Titanium provides unmatched mechanical properties to aircraft design and manufacturing, such as relatively light weight structure, with a remarkable stiffness, strength, heat and fatigue resistance.
Titanium components have twice the elasticity as steel parts, which make them ideal for applications that require flexible components that won’t crack or disintegrate under extreme forces. Titanium components also resist corrosion better than those manufactured from stainless steels. In addition, like steel, titanium offers manufacturing flexibility due to its ability to be cast or forged into various shapes.
Titanium alloy types are structured as: Alpha alloy – addition of alumina, oxide and/or nitride; Beta alloys - addition of molybdenum, ferrite, vanadium, chromium and/or magnesium for a combination of α + β alloys – the majority of titanium alloys including Ti-6Al-4V and Ti5553.
The titanium alloy 5553 (Ti-5Al-5V-5Mo-3Cr) is a near-beta alloy developed with the intention to replace the popular standard Ti-6Al-4V, particularly for highly loaded forged parts such as flap tracks and pylon or landing gear applications.
The Ti5553 exhibits excellent hardenability characteristics with superior strength, combined with high fracture toughness and excellent high cycle fatigue behaviour properties when compared to the standard Ti-6Al-4V.
Titanium is clearly identified as a poor heat conductor, where only 25% of the heat is transferred to the chip (a third of the amount compared to steel), thus creating a greater heat concentration on the cutting edge of the tool interfacing with the workpiece. Another issue is the low modulus of elasticity exhibited by the titanium, which leads to a ‘springiness’ characteristic whereby titanium parts may move under the force of the cutting edge, and then spring back. This condition can lead to excess heat generation and tool chipping.
Iscar, in association with a European aerospace manufacturer of large structural parts has developed a family of tools specifically designed as a solution for machining Ti5553 applications, running at competitive speeds, feed rates and depths of cut. Iscar claims that the advantage of using its solution is expressed in terms of higher productivity due to positive geometry, advanced coating technology and novel chipformer design. The helix design and radial geometry produces the most suitable sheering mechanism for this material, leading to a reduction in cutting forces, pressure and generated heat.

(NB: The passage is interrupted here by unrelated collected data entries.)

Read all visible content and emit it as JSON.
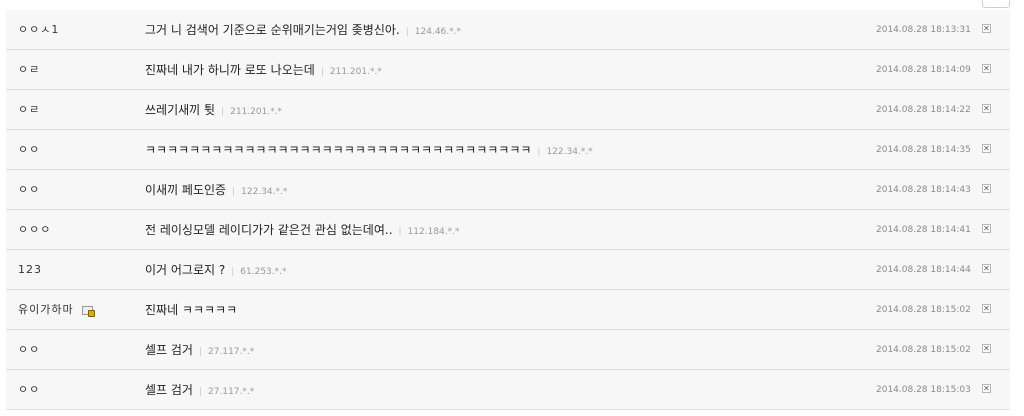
{
  "comments": [
    {
      "nick": "ㅇㅇㅅ1",
      "msg": "그거 니 검색어 기준으로 순위매기는거임 좆병신아.",
      "ip": "124.46.*.*",
      "time": "2014.08.28 18:13:31",
      "icon": false
    },
    {
      "nick": "ㅇㄹ",
      "msg": "진짜네 내가 하니까 로또 나오는데",
      "ip": "211.201.*.*",
      "time": "2014.08.28 18:14:09",
      "icon": false
    },
    {
      "nick": "ㅇㄹ",
      "msg": "쓰레기새끼 튓",
      "ip": "211.201.*.*",
      "time": "2014.08.28 18:14:22",
      "icon": false
    },
    {
      "nick": "ㅇㅇ",
      "msg": "ㅋㅋㅋㅋㅋㅋㅋㅋㅋㅋㅋㅋㅋㅋㅋㅋㅋㅋㅋㅋㅋㅋㅋㅋㅋㅋㅋㅋㅋㅋㅋㅋㅋㅋㅋ",
      "ip": "122.34.*.*",
      "time": "2014.08.28 18:14:35",
      "icon": false
    },
    {
      "nick": "ㅇㅇ",
      "msg": "이새끼 페도인증",
      "ip": "122.34.*.*",
      "time": "2014.08.28 18:14:43",
      "icon": false
    },
    {
      "nick": "ㅇㅇㅇ",
      "msg": "전 레이싱모델 레이디가가 같은건 관심 없는데여..",
      "ip": "112.184.*.*",
      "time": "2014.08.28 18:14:41",
      "icon": false
    },
    {
      "nick": "123",
      "msg": "이거 어그로지 ?",
      "ip": "61.253.*.*",
      "time": "2014.08.28 18:14:44",
      "icon": false
    },
    {
      "nick": "유이가하마",
      "msg": "진짜네 ㅋㅋㅋㅋㅋ",
      "ip": "",
      "time": "2014.08.28 18:15:02",
      "icon": true
    },
    {
      "nick": "ㅇㅇ",
      "msg": "셀프 검거",
      "ip": "27.117.*.*",
      "time": "2014.08.28 18:15:02",
      "icon": false
    },
    {
      "nick": "ㅇㅇ",
      "msg": "셀프 검거",
      "ip": "27.117.*.*",
      "time": "2014.08.28 18:15:03",
      "icon": false
    }
  ],
  "delete_glyph": "✕"
}
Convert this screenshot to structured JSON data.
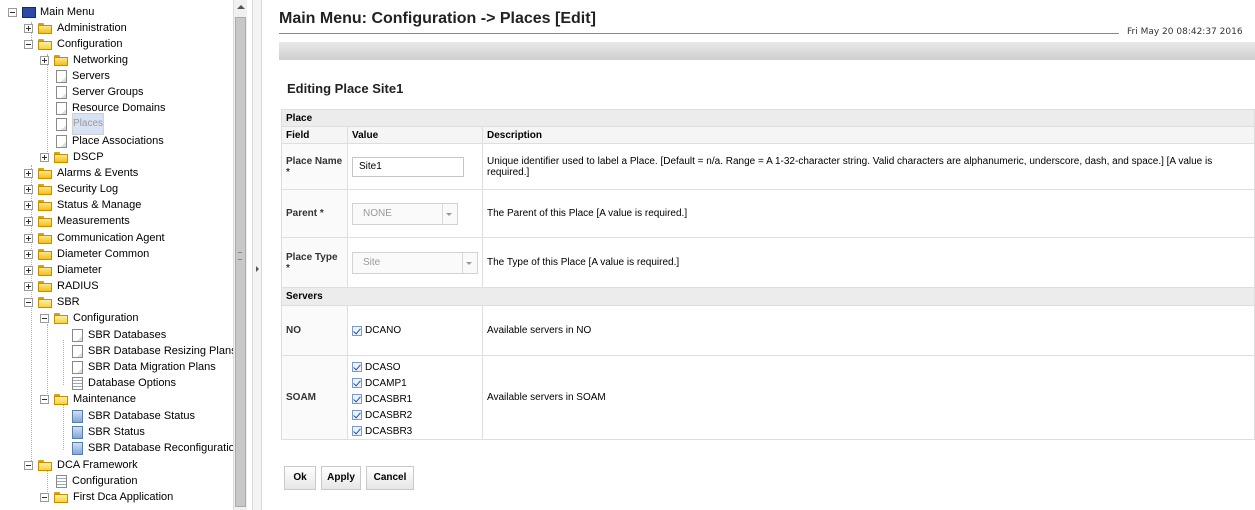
{
  "tree": {
    "items": [
      {
        "label": "Main Menu",
        "icon": "monitor-icon",
        "toggle": "minus"
      },
      {
        "label": "Administration",
        "icon": "folder-icon",
        "toggle": "plus"
      },
      {
        "label": "Configuration",
        "icon": "folder-open-icon",
        "toggle": "minus"
      },
      {
        "label": "Networking",
        "icon": "folder-icon",
        "toggle": "plus"
      },
      {
        "label": "Servers",
        "icon": "document-icon"
      },
      {
        "label": "Server Groups",
        "icon": "document-icon"
      },
      {
        "label": "Resource Domains",
        "icon": "document-icon"
      },
      {
        "label": "Places",
        "icon": "document-icon",
        "selected": true
      },
      {
        "label": "Place Associations",
        "icon": "document-icon"
      },
      {
        "label": "DSCP",
        "icon": "folder-icon",
        "toggle": "plus"
      },
      {
        "label": "Alarms & Events",
        "icon": "folder-icon",
        "toggle": "plus"
      },
      {
        "label": "Security Log",
        "icon": "folder-icon",
        "toggle": "plus"
      },
      {
        "label": "Status & Manage",
        "icon": "folder-icon",
        "toggle": "plus"
      },
      {
        "label": "Measurements",
        "icon": "folder-icon",
        "toggle": "plus"
      },
      {
        "label": "Communication Agent",
        "icon": "folder-icon",
        "toggle": "plus"
      },
      {
        "label": "Diameter Common",
        "icon": "folder-icon",
        "toggle": "plus"
      },
      {
        "label": "Diameter",
        "icon": "folder-icon",
        "toggle": "plus"
      },
      {
        "label": "RADIUS",
        "icon": "folder-icon",
        "toggle": "plus"
      },
      {
        "label": "SBR",
        "icon": "folder-open-icon",
        "toggle": "minus"
      },
      {
        "label": "Configuration",
        "icon": "folder-open-icon",
        "toggle": "minus"
      },
      {
        "label": "SBR Databases",
        "icon": "document-icon"
      },
      {
        "label": "SBR Database Resizing Plans",
        "icon": "document-icon"
      },
      {
        "label": "SBR Data Migration Plans",
        "icon": "document-icon"
      },
      {
        "label": "Database Options",
        "icon": "options-document-icon"
      },
      {
        "label": "Maintenance",
        "icon": "folder-open-icon",
        "toggle": "minus"
      },
      {
        "label": "SBR Database Status",
        "icon": "status-document-icon"
      },
      {
        "label": "SBR Status",
        "icon": "status-document-icon"
      },
      {
        "label": "SBR Database Reconfiguration S",
        "icon": "status-document-icon"
      },
      {
        "label": "DCA Framework",
        "icon": "folder-open-icon",
        "toggle": "minus"
      },
      {
        "label": "Configuration",
        "icon": "options-document-icon"
      },
      {
        "label": "First Dca Application",
        "icon": "folder-open-icon",
        "toggle": "minus"
      }
    ]
  },
  "header": {
    "title": "Main Menu: Configuration -> Places [Edit]",
    "datetime": "Fri May 20 08:42:37 2016"
  },
  "form": {
    "heading": "Editing Place Site1",
    "place_section": "Place",
    "columns": {
      "field": "Field",
      "value": "Value",
      "description": "Description"
    },
    "place_name": {
      "label": "Place Name *",
      "value": "Site1",
      "description": "Unique identifier used to label a Place. [Default = n/a. Range = A 1-32-character string. Valid characters are alphanumeric, underscore, dash, and space.] [A value is required.]"
    },
    "parent": {
      "label": "Parent *",
      "value": "NONE",
      "description": "The Parent of this Place [A value is required.]"
    },
    "place_type": {
      "label": "Place Type *",
      "value": "Site",
      "description": "The Type of this Place [A value is required.]"
    },
    "servers_section": "Servers",
    "no": {
      "label": "NO",
      "servers": [
        {
          "name": "DCANO",
          "checked": true
        }
      ],
      "description": "Available servers in NO"
    },
    "soam": {
      "label": "SOAM",
      "servers": [
        {
          "name": "DCASO",
          "checked": true
        },
        {
          "name": "DCAMP1",
          "checked": true
        },
        {
          "name": "DCASBR1",
          "checked": true
        },
        {
          "name": "DCASBR2",
          "checked": true
        },
        {
          "name": "DCASBR3",
          "checked": true
        }
      ],
      "description": "Available servers in SOAM"
    }
  },
  "buttons": {
    "ok": "Ok",
    "apply": "Apply",
    "cancel": "Cancel"
  }
}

Based on this technology, roughing operations can be performed using large diameter fine pitch configuration milling cutters, removing large volumes of material in the form of thick and narrow chips. This can be achieved by using specially designed extended flute milling cutters, equipped with HELITANG and HELIDO inserts. Conversely, the finishing operation removes small amounts of material with short thin chip shapes.
For enhanced finishing performances, Iscar recommends the FINISHRED and the CHATTERFREE, which provide smooth machining operation of Ti5553 with the benefits of vibration reduction and shock absorption.
In line with the Ti5553 deficiency, as far as the thermal conductivity nature is concerned, the newly developed Iscar tools utilise heat resistant solid carbide inserts or end mill cutters, coupled with effective internal coolant, or even high pressure coolant.
Furthermore, to combat the modulus of elasticity, Iscar’s solution relies heavily on proper tool geometry, with an emphasis on primary and secondary relief angles and helix angle, as well as special designed edge preparation.
Finally, Iscar PVD coating technology plays a significant role when machining Ti5553, by adding adequate wear resistant and low friction characteristics to the cutting process, but most of all enhancing the performances of cutting tools by using the coating as a heat barrier and thus providing thermal stability.
An additional advantage of the coating results from the SUMOTEC coating process which further enhances the tool performance by lowering friction, enabling trouble-free and smooth chip flow, and significantly reducing the generated heat.